我想了想,说道:“求上帝赐予你一片小海,放养一窝美人鱼,外加两只白企鹅,三头蓝鲸,四对透明的红海豚。
她笑着摇了摇头。
“莫非是想穿着水晶溜冰鞋,牵着一只穿白色内裤黑色胸罩的熊猫宝宝,在冻僵的太平洋面上溜冰?”
“哪里,”她笑得更开心了。
“下次许这个!提示你哦,跟爱情有关的。”
“那——七彩雨下,和那个他,骑着双轮自行车,在一个5度的斜坡上顺流而下,滑行一千米,而后改乘彗星,登陆一颗心形的云朵,看日月星辰出现在同一片天空。”
许若享受般地闭上眼沉默了好一会儿,轻声问道:“然后呢?”
“然后在那颗心形的云朵上,长满四叶草的春天里,穿一千三百一十四米长的婚纱,在幸福路五百二十号举行一千零一夜的婚礼,届时,飞鸟引路,彩虹作道。万兽臣服,百花——开放!”
听完这话,许若笑得极其开心,她拍手叫好:“我算服了你了,这都想得出来!”
我说不猜了,猜到下辈子都猜不出来,你说好了。
“呐,我可说了哦,你可要给我听好了,我嘛,”许若抓起我的右手和她掌心相对着比了比手掌,而后把我的左手放在了她的左手上。
“我只希望你年年都能陪我过生日,就这么简单。”
“就这个?”
“就这个。”
“这有何难。”
“真的?”她的眼睛像是忽然怒放的花朵。
我点点头。她默默地把她的右手放在了我的左手上,而后看着我的眼睛。
“老实说,是不是想吻我?”她忽然开口问道。
我脑子里忽然空白。
“闭上眼睛。”许若说道,“初次接吻,请多指教。”
我的第一个反应是:这个吻出奇的美妙,无比受用——简直是妙不可言。它让我忽然想到了和倾叶的吻。而这么一来,我便觉得自己似乎做了对不起倾叶的事。但看看许若,我扪心自问,却又发觉自己没有丝毫的悔意,真的,一点点都没有。哪怕是事后再次自问依旧如此。诚然,我是恋着倾叶的,可对于许若,克服她的引力,我实在无法做到。至少那时候的我绝对办不到。必须承认:她已在我的感情链中占据着非同小可的位置。

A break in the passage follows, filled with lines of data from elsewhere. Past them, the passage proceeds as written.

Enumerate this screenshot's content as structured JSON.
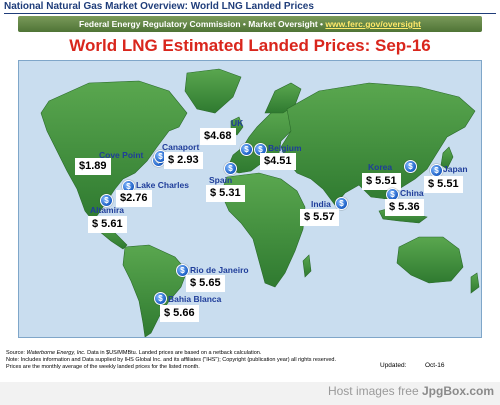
{
  "header": {
    "title": "National Natural Gas Market Overview: World LNG Landed Prices",
    "agency": "Federal Energy Regulatory Commission • Market Oversight • ",
    "url": "www.ferc.gov/oversight"
  },
  "map_title": "World LNG Estimated Landed Prices: Sep-16",
  "terminals": [
    {
      "name": "Cove Point",
      "price": "$1.89"
    },
    {
      "name": "Canaport",
      "price": "$ 2.93"
    },
    {
      "name": "Lake Charles",
      "price": "$2.76"
    },
    {
      "name": "Altamira",
      "price": "$ 5.61"
    },
    {
      "name": "UK",
      "price": "$4.68"
    },
    {
      "name": "Belgium",
      "price": "$4.51"
    },
    {
      "name": "Spain",
      "price": "$ 5.31"
    },
    {
      "name": "India",
      "price": "$ 5.57"
    },
    {
      "name": "Korea",
      "price": "$ 5.51"
    },
    {
      "name": "Japan",
      "price": "$ 5.51"
    },
    {
      "name": "China",
      "price": "$ 5.36"
    },
    {
      "name": "Rio de Janeiro",
      "price": "$ 5.65"
    },
    {
      "name": "Bahia Blanca",
      "price": "$ 5.66"
    }
  ],
  "footnote": {
    "source_label": "Source: ",
    "source": "Waterborne Energy, Inc.",
    "line1": " Data in $US/MMBtu. Landed prices are based on a netback calculation.",
    "line2": "Note: Includes information and Data supplied by IHS Global Inc. and its affiliates (\"IHS\"); Copyright (publication year) all rights reserved.",
    "line3": "Prices are the monthly average of the weekly landed prices for the listed month."
  },
  "updated": {
    "label": "Updated:",
    "value": "Oct-16"
  },
  "watermark": {
    "text": "Host images free ",
    "brand": "JpgBox.com"
  },
  "colors": {
    "ocean": "#c9ddef",
    "land": "#3f8f3c",
    "title_red": "#d9261c",
    "label_blue": "#1f3d9a"
  }
}
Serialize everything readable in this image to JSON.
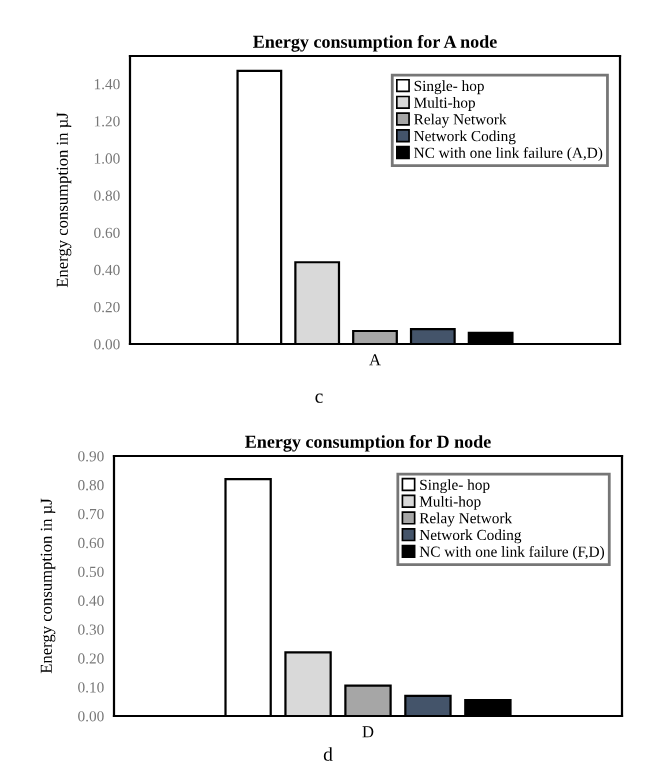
{
  "chart_data": [
    {
      "type": "bar",
      "title": "Energy consumption for A node",
      "ylabel": "Energy consumption in µJ",
      "categories": [
        "A"
      ],
      "series": [
        {
          "name": "Single- hop",
          "color": "#ffffff",
          "values": [
            1.47
          ]
        },
        {
          "name": "Multi-hop",
          "color": "#d9d9d9",
          "values": [
            0.44
          ]
        },
        {
          "name": "Relay Network",
          "color": "#a6a6a6",
          "values": [
            0.07
          ]
        },
        {
          "name": "Network Coding",
          "color": "#44546a",
          "values": [
            0.08
          ]
        },
        {
          "name": "NC with one link failure (A,D)",
          "color": "#000000",
          "values": [
            0.06
          ]
        }
      ],
      "ylim": [
        0,
        1.55
      ],
      "yticks": [
        {
          "value": 0,
          "label": "0.00"
        },
        {
          "value": 0.2,
          "label": "0.20"
        },
        {
          "value": 0.4,
          "label": "0.40"
        },
        {
          "value": 0.6,
          "label": "0.60"
        },
        {
          "value": 0.8,
          "label": "0.80"
        },
        {
          "value": 1.0,
          "label": "1.00"
        },
        {
          "value": 1.2,
          "label": "1.20"
        },
        {
          "value": 1.4,
          "label": "1.40"
        }
      ],
      "grid": false,
      "legend": "top right",
      "annotations": [
        "c"
      ]
    },
    {
      "type": "bar",
      "title": "Energy consumption for D node",
      "ylabel": "Energy consumption in µJ",
      "categories": [
        "D"
      ],
      "series": [
        {
          "name": "Single- hop",
          "color": "#ffffff",
          "values": [
            0.82
          ]
        },
        {
          "name": "Multi-hop",
          "color": "#d9d9d9",
          "values": [
            0.22
          ]
        },
        {
          "name": "Relay Network",
          "color": "#a6a6a6",
          "values": [
            0.105
          ]
        },
        {
          "name": "Network Coding",
          "color": "#44546a",
          "values": [
            0.07
          ]
        },
        {
          "name": "NC with one link failure (F,D)",
          "color": "#000000",
          "values": [
            0.055
          ]
        }
      ],
      "ylim": [
        0,
        0.9
      ],
      "yticks": [
        {
          "value": 0,
          "label": "0.00"
        },
        {
          "value": 0.1,
          "label": "0.10"
        },
        {
          "value": 0.2,
          "label": "0.20"
        },
        {
          "value": 0.3,
          "label": "0.30"
        },
        {
          "value": 0.4,
          "label": "0.40"
        },
        {
          "value": 0.5,
          "label": "0.50"
        },
        {
          "value": 0.6,
          "label": "0.60"
        },
        {
          "value": 0.7,
          "label": "0.70"
        },
        {
          "value": 0.8,
          "label": "0.80"
        },
        {
          "value": 0.9,
          "label": "0.90"
        }
      ],
      "grid": false,
      "legend": "top right",
      "annotations": [
        "d"
      ]
    }
  ]
}
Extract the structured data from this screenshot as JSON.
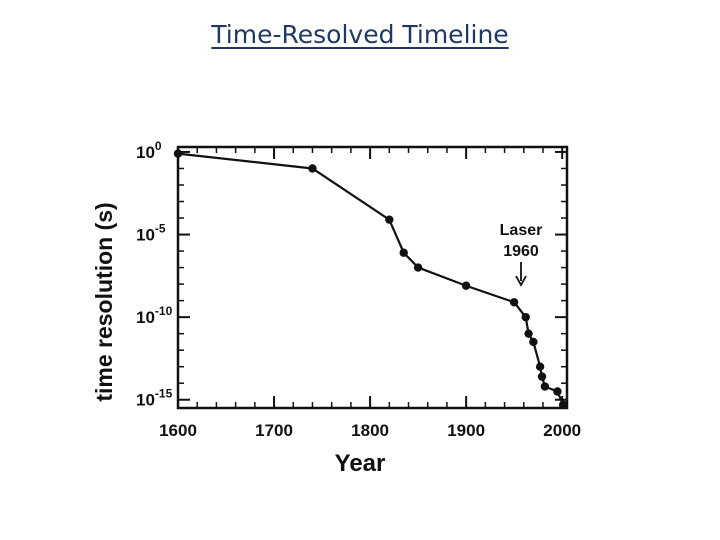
{
  "slide": {
    "title": "Time-Resolved Timeline"
  },
  "chart_data": {
    "type": "line",
    "title": "",
    "xlabel": "Year",
    "ylabel": "time resolution (s)",
    "xlim": [
      1600,
      2005
    ],
    "ylim_exponent": [
      -15.5,
      0.3
    ],
    "y_scale": "log",
    "x_ticks": [
      {
        "value": 1600,
        "label": "1600"
      },
      {
        "value": 1700,
        "label": "1700"
      },
      {
        "value": 1800,
        "label": "1800"
      },
      {
        "value": 1900,
        "label": "1900"
      },
      {
        "value": 2000,
        "label": "2000"
      }
    ],
    "y_ticks": [
      {
        "exp": 0,
        "base": "10",
        "sup": "0"
      },
      {
        "exp": -5,
        "base": "10",
        "sup": "-5"
      },
      {
        "exp": -10,
        "base": "10",
        "sup": "-10"
      },
      {
        "exp": -15,
        "base": "10",
        "sup": "-15"
      }
    ],
    "series": [
      {
        "points": [
          {
            "x": 1600,
            "exp": -0.1
          },
          {
            "x": 1740,
            "exp": -1.0
          },
          {
            "x": 1820,
            "exp": -4.1
          },
          {
            "x": 1835,
            "exp": -6.1
          },
          {
            "x": 1850,
            "exp": -7.0
          },
          {
            "x": 1900,
            "exp": -8.1
          },
          {
            "x": 1950,
            "exp": -9.1
          },
          {
            "x": 1962,
            "exp": -10.0
          },
          {
            "x": 1965,
            "exp": -11.0
          },
          {
            "x": 1970,
            "exp": -11.5
          },
          {
            "x": 1977,
            "exp": -13.0
          },
          {
            "x": 1979,
            "exp": -13.6
          },
          {
            "x": 1982,
            "exp": -14.2
          },
          {
            "x": 1995,
            "exp": -14.5
          },
          {
            "x": 2001,
            "exp": -15.3
          }
        ]
      }
    ],
    "annotation": {
      "line1": "Laser",
      "line2": "1960",
      "x": 1962
    },
    "grid": false
  }
}
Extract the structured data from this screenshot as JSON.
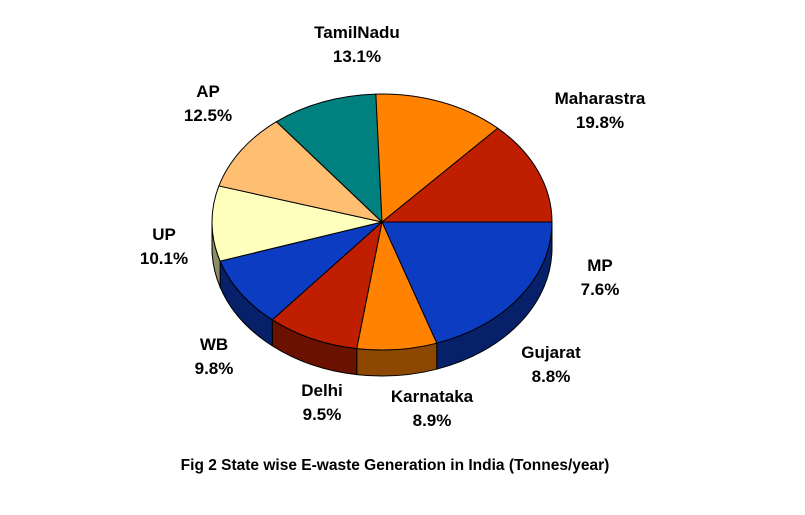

许若竟看出了我的心事,她轻声问道:“你该不会想她了吧?”
我点点头。
“真想她啦!”她满脸惊讶的看着我,形同见到了手机化石。
我说对不起,并问她在想什么。她一定是觉得委屈了,那眼神仿佛一片终于泡开的茶叶般缓缓沉落。她一声不吭,胸脯起伏着。我等着她像上一次那样再大吼一声王八蛋,可惜没有。渐渐平复下来后,她轻轻地把我的手抓到手里,直视着我:“喜欢我?”|
“喜欢。”我也看着她的眼睛。
“很喜欢?”
“很喜欢。”我的确很喜欢。
“能再说一次?”
“我好喜欢你。”
“切,我最讨厌人家说实话了。”她的唇角上扬着,涨满后迅即平淡下去:“那——那肯定也——很喜欢她咯?”
我点头。
“还喜欢谁?”
“没有了。”我立马回答。
她又问我有没有跟倾叶发生过,我说没有。她脸红了,我一直以为她跟那种女孩子一样是不会脸红的。
自此,她不再发问,我也不知如何开口,两人默默相对,只是手牵着手。她一个劲地盯着我的左手,不时用食指缓缓摩挲着我的掌心,似乎在写着什么。足足过了一分钟,她忽然抬头,踮起脚尖轻轻地吻了我地脸颊:“我也好喜欢你。”而后利索地放手转身——简直是落荒而逃。我像一句无人搭讪的话,呆呆地看着她渐远的背影,终究没有追上去。
回到学校,传达室的老伯说有我的信。是倾叶来的。